Since both math and writing are mentioned in the Sun’s article, I also decided to look at something else besides the new KPREP, which has released only two years of data as of this time.
I checked how the district’s two middle schools’ performed in English and math in the ACT, Inc.’s EXPLORE testing. EXPLORE, which is a useful test of progress towards readiness for college and careers, is administered to all eight grade public school students in Kentucky shortly after the start of each school year. The two graphs below summarize what I found.
In EXPLORE English, the North Washington Elementary School also saw a score drop between 2011-12 and 2012-13, which agrees with the school’s KPREP writing trend for those years. Then the school progressed a bit above state average in 2013-14.
However, the Washington County Middle School saw a very serious two-point score decline in English in 2013-14, dropping the school well below the state average score for EXPLORE English as a result.
Looking at the real data, to date I see a very mixed signal at best regarding Washington County’s performance in the English/writing area. Very simply, we need to see more years of data before accepting the idea that the Gates grants are producing any significant progress in the English language arts area.
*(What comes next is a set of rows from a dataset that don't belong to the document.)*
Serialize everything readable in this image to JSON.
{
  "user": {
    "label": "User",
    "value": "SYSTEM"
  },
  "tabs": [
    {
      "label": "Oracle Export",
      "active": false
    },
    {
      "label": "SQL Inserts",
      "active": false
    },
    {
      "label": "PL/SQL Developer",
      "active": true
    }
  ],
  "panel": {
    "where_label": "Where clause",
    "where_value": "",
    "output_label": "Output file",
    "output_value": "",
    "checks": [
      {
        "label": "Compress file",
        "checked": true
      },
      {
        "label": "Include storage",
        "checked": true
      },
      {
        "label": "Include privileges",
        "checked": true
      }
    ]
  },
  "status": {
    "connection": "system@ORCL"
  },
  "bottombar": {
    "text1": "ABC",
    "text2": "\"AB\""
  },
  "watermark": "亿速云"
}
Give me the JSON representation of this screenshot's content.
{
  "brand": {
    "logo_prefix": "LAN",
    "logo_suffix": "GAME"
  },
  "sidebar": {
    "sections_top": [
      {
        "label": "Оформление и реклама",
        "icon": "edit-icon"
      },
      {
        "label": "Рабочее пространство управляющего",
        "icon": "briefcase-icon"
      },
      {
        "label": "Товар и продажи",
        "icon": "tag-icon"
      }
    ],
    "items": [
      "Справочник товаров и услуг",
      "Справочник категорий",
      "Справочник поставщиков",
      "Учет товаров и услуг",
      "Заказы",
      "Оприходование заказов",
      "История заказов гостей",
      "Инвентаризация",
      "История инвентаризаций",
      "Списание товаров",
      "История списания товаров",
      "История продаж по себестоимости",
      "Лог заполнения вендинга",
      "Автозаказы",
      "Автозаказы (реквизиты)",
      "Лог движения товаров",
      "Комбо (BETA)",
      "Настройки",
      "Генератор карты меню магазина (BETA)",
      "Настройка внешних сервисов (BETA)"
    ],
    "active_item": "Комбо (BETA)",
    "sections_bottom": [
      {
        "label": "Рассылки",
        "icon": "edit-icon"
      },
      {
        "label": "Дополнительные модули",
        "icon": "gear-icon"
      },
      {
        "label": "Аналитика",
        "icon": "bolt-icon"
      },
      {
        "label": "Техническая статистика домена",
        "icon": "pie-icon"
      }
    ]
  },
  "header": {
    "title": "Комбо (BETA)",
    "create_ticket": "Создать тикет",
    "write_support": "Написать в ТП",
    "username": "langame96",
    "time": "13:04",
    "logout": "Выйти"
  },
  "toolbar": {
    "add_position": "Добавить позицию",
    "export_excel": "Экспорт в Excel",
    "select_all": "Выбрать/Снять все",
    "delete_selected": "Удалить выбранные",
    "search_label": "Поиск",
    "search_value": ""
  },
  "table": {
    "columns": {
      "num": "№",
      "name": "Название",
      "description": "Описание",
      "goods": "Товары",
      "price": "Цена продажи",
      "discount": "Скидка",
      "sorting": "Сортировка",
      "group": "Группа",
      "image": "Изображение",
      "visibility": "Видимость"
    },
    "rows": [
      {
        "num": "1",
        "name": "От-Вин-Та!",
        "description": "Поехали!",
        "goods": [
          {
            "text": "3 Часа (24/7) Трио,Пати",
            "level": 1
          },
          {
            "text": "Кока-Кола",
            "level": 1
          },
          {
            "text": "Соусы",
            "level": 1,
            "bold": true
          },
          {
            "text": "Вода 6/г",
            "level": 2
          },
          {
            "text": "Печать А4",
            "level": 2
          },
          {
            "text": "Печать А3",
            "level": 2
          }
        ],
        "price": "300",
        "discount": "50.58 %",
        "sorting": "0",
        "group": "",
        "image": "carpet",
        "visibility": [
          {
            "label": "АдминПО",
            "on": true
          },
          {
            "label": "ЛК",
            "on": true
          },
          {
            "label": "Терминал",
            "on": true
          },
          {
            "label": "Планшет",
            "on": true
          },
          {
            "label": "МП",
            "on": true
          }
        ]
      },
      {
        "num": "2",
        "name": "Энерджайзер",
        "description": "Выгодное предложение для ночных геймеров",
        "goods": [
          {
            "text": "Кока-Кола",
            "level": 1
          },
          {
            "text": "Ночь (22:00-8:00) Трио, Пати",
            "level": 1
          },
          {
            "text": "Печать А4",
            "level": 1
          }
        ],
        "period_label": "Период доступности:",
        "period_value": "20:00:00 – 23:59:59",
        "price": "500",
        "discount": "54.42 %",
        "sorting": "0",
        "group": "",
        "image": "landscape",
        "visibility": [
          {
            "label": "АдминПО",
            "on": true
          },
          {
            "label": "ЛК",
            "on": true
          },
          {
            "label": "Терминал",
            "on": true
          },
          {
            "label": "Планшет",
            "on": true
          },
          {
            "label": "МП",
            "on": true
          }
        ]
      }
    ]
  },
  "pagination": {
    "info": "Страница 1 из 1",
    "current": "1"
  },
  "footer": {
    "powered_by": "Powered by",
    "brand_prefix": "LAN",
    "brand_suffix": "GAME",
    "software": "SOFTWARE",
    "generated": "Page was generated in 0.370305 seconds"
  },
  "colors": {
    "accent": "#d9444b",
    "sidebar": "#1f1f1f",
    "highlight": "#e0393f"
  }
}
Also, it is clear that whoever told the Sun the writing scores (which come from KPREP) were improving in the middle schools conveniently overlooked the real story for the eighth graders between 2011-12 and 2012-13 on both KPREP writing and EXPLORE English in North Washington Elementary School.
Now, here is how Washington County’s middle schools did on EXPLORE math over the past few years.
Both schools saw a decline of about a point in their EXPLORE math scores between 2012-13 and 2013-14.So far, it looks like the Gates-funded math collaborative isn’t working well, at least if your goal is preparing for college and careers.
However, to reiterate, I would like to see a year or two of more data before forming any real judgments about the performance of the new, Gates-funded programs in Washington County. It’s too soon to really form solid evaluations.
My point for now is that I am not the one who claimed progress in these schools based on the limited and equivocal data currently available. Such premature claims are coming from the schools themselves, and the limited data that is available does not lend support to those claims.
Thus, after hearing claims for two decades about similar education ideas that didn’t seem to work out in actual practice, I’ll reserve judgment on whether the “new” Gates program is really working until I see some really compelling data. And, I won’t be taking other people’s words about that data, either.